Casino operator Las Vegas Sands Corp reported a year-on-year increase of 61.9 percent in net income in the second quarter of 2017 to US$638 million. The quarterly results were driven by strong performance at its Macau and Singapore subsidiaries, the firm announced on Wednesday.
Sands China’s flagship property Venetian Macao generated revenue of US$687 million, up 3.2 percent in year-on-year terms. Adjusted property EBITDA in the second quarter was US$256 million, a year-on-year increase of 4.9 percent, with an adjusted property EBITDA margin of 37.3 percent, reflecting a 70 basis point increase in margin compared to the second quarter of 2016.
Venetian Macao’s casino revenue increased 3.2 percent year-on-year, to US$586 million. The property recorded rolling chip volume of US$5.17 billion for the period, down 24.7 percent from the prior-year period. Rolling chip win for the second quarter stood at 3.61 percent, above the expected range and the 2.73 percent experienced in the prior-year quarter.
The Parisian Macao, Sands China’s latest Cotai resort, opened in September 2016, reported its third full quarter of operations.
“The Parisian Macao continued to exhibit growth, enjoying strong visitation… delivering sequential growth in hotel occupancy, average daily rate and gaming volumes, while mass win per day of US$2.44 million was the highest result since the property’s opening last year,” said Mr Adelson with the second quarter results.
Revenue and adjusted property EBITDA at the Parisian Macao were US$361 million and US$106 million, respectively, resulting in an adjusted property EBITDA margin of 29.4 percent.

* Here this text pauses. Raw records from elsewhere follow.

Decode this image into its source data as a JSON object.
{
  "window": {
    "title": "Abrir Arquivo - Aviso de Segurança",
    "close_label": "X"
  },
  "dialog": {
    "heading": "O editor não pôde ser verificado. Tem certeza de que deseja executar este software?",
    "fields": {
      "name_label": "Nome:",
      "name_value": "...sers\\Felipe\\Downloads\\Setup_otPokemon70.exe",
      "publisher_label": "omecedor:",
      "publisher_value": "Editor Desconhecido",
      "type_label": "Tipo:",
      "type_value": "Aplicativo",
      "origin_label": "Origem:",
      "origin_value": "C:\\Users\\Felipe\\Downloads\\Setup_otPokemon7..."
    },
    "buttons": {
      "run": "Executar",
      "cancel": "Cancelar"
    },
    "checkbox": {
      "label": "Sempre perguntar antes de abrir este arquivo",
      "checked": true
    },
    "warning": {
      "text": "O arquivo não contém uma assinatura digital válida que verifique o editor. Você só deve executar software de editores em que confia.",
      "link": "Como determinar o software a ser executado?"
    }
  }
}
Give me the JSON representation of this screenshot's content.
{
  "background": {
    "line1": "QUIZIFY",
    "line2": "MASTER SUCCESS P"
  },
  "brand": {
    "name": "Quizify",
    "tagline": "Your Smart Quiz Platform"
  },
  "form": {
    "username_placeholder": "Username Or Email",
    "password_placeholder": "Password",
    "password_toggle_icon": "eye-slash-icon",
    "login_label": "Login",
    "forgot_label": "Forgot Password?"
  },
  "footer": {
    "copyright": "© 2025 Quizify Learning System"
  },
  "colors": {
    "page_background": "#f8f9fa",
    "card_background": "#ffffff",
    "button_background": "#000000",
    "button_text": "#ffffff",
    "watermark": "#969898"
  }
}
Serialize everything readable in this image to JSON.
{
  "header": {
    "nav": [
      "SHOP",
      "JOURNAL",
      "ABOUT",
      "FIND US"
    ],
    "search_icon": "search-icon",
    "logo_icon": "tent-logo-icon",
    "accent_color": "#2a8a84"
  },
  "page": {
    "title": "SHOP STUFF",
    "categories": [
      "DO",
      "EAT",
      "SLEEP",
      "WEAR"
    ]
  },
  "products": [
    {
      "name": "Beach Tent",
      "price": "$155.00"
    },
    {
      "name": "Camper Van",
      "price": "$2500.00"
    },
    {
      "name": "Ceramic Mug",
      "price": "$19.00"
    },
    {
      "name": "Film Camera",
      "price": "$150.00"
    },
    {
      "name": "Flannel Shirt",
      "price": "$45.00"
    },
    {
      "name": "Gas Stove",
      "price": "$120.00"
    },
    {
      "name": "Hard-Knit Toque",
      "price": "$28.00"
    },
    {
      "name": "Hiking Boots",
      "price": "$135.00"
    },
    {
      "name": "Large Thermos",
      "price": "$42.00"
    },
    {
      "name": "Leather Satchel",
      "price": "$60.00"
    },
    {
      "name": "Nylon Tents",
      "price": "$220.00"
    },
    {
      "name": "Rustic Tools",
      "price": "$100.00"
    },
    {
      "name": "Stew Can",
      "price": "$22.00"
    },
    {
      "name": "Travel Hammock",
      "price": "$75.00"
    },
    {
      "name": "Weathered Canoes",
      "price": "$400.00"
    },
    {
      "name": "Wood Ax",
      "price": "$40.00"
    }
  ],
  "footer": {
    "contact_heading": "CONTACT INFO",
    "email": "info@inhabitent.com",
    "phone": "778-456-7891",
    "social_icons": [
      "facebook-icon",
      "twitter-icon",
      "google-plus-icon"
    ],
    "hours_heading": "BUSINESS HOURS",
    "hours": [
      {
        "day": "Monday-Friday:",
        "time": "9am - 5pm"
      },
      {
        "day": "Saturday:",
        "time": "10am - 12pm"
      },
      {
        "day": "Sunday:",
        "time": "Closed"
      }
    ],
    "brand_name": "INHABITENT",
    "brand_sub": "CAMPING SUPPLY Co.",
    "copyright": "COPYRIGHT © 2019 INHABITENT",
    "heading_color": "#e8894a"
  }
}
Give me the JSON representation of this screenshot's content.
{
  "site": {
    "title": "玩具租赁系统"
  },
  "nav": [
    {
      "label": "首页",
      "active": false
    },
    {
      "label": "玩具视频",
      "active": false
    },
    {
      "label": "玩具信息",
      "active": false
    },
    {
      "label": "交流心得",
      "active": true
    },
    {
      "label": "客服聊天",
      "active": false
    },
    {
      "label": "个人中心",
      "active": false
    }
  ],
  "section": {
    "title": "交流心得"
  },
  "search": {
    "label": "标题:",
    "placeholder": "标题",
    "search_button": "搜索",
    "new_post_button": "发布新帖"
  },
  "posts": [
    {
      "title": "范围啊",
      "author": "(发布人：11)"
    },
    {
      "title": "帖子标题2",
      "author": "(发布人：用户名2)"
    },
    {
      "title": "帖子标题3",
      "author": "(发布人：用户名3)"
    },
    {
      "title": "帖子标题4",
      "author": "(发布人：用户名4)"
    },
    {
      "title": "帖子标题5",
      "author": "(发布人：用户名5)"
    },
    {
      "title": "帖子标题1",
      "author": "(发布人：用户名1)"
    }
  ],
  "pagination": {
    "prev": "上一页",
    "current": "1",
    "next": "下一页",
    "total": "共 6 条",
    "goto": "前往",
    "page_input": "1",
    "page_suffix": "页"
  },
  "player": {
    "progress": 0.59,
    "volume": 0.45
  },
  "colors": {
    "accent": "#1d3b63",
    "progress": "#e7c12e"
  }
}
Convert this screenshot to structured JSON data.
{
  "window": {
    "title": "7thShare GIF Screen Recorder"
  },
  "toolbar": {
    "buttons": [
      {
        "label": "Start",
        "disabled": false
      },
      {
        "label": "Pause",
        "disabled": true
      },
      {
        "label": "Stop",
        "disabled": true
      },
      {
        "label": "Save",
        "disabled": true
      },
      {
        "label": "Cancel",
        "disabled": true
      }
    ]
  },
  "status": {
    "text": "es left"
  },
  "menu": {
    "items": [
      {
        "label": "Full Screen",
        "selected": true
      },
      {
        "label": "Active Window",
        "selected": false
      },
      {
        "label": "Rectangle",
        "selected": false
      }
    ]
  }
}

Non-rolling chip drop at the property’s casino was US$973 million, with a non-rolling chip win percentage of 19.7 percent. Rolling chip volume was US$3.76 billion, with a rolling chip win percentage of 3.89 percent, above the expected range and the first quarter 2017 win percentage of 2.82 percent.
Las Vegas Sands said the firm was currently rearranging the hotel accommodation in the 3,000-room Parisian Macao to appeal to upper-end mass-market gamblers, with the revamped accommodation “coming on board in early 2018” and the renovation work completed “by the end of 2018”.
Las Vegas Sands has earmarked a total of approximately US$1.05 billion in capital investment globally for 2017, including US$500 million for maintenance and US$275 million for refurbishment of the Parisian Macao, according to the firm’s presentation on Wednesday quoted by GGR Asia.
Meanwhile Marina Bay Sands in Singapore – also part of the property portfolio of Las Vegas Sands – generated revenue of US$836 million in the second quarter of 2017, up 17.7 percent compared to the prior-year period. Adjusted property EBITDA was US$492 million, an increase of 37.8 percent from a year earlier.
“Marina Bay Sands delivered a record quarter,” said Adelson. “Marina Bay Sands’ innovative programming, consistent mass gaming play, strength in non-gaming revenues and higher hold in VIP play compared to the same quarter last year all contributed to the outstanding performance,” he added.
Rolling chip volume for the Singapore unit was US$8.71 billion for the quarter, a year-on-year increase of 29.2 percent. Non-rolling chip drop was US$911 million during the April to June period, down by 2.7 percent in year-on-year terms. Total mass win-per-day during the quarter was US$4.42 million, slightly below the same quarter last year. Slot handle increased 4.9 percent to US$3.40 billion.